2.5 Addressing Modes

Much of the novelty and complexity of the PDP11 instruction set lies in the variety of addressing modes which may be used for defining the source and destination operands.

The addressing modes which are used in “m40.s” are described below.

Register Mode:

The operand resides in one of the general registers, e.g.

    clr r0
    mov rl,r0
    add r4,r2

In the following modes, the designated register contains an address value which is used to locate the operand.

Register Deferred Mode:

The register contains the address of the operand, e.g.

    inc (rl)
    asr (sp)
    add (r2),rl
Autoincrement Mode:

The register contains the address of the operand. As a side effect, the register is incremented after the operation, e.g.

    clr  (rl)+
    mfpi (r0)+
    mov  (r1)+,r0
    mov  r2,(r0)+
    cmp (sp)+,(sp)+
Autodecrement Mode:

The register is decremented and then operand, e.g.

    inc -(r0)
    mov -(r1),r2
    mov (r0)+,-(sp)
    clr -(sp)
Index Mode:

The register contains a value which is added to a sixteen bit word following the instruction to form the operand address, e.g.

    clr  2(r0)
    movb 6(sp),(sp)
    movb _reloc(r0),r0
    mov  -10(r2),(rl)

Depending on your viewpoint, in this mode the register is either an index register or a base register. The latter case actually predominates in “m40.s”. The third example above is actually one of the few uses of a register as an index register. (Note that “_reloc” is an acceptable variable name.)

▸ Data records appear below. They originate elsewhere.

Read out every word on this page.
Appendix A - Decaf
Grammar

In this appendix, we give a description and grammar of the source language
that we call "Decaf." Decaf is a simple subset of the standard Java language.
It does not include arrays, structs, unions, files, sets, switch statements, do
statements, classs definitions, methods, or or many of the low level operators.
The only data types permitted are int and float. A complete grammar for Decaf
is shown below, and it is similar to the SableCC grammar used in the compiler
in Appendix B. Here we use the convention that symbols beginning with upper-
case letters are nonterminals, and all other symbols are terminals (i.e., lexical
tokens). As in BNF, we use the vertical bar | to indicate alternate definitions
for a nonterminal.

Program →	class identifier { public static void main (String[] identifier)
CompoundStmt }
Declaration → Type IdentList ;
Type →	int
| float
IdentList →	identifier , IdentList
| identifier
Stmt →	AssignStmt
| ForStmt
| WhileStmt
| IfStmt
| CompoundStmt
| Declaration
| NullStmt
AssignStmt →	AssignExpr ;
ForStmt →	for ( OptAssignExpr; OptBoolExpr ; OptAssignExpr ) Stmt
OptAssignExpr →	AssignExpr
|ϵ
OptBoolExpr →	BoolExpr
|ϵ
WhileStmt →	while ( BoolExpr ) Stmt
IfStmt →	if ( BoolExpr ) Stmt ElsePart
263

There are two addressing modes whose use is limited to the following two examples:

    jsr pc,(r0)+
    jmp *0f(r0)

The first example involves the use of the “autoincrement deferred” mode. (This occurs in the routine “call” on lines 0785, 0799.) The address of a routine intended for execution is to be found in the word addressed by r0, i.e. two levels of indirection are involved. The fact that r0 is incremented as a side effect is not relevant in this usage.

The second example (which occurs on lines 1055, 1066) is an instance of the “index deferred” mode. The destination of the “jump” is the content of the word whose address is labelled by “0f” plus the value of r0 (a small positive integer). This is a standard way to implement a multi-way switch.

The following two modes use the program counter as the designated register to achieve certain special effects.

Immediate Mode:

This is the pc autoincrement mode. The operand is thus extracted from the program string, i.e. it becomes an immediate operand, e.g.

    add $2,r0
    add $2,(rl)
    bic $17,r0
    mov $KISA0,r0
    mov $77406,(rl)+
Relative Mode:

This is the pc index mode. The address relative to the current program counter value is extracted from the program string and added to the pc value to form the absolute address of the operand, e.g.

    bic $340,PS
    bit $l,SSR0
    inc SSR0
    mov (sp),KISA6

It may be noted that each of the modes “index”, “index deferred”, “immediate” and “relative” extends the instruction size by one word.

The existence of the “autoincrement” and “autodecrement” modes, together with the special attributes of r6, make it conveniently possible to store many operands in a stack, or LIFO list, which grows downwards in memory. There are a number of advantages which flow from this: code string lengths are shorter and it is easier to write position independent code.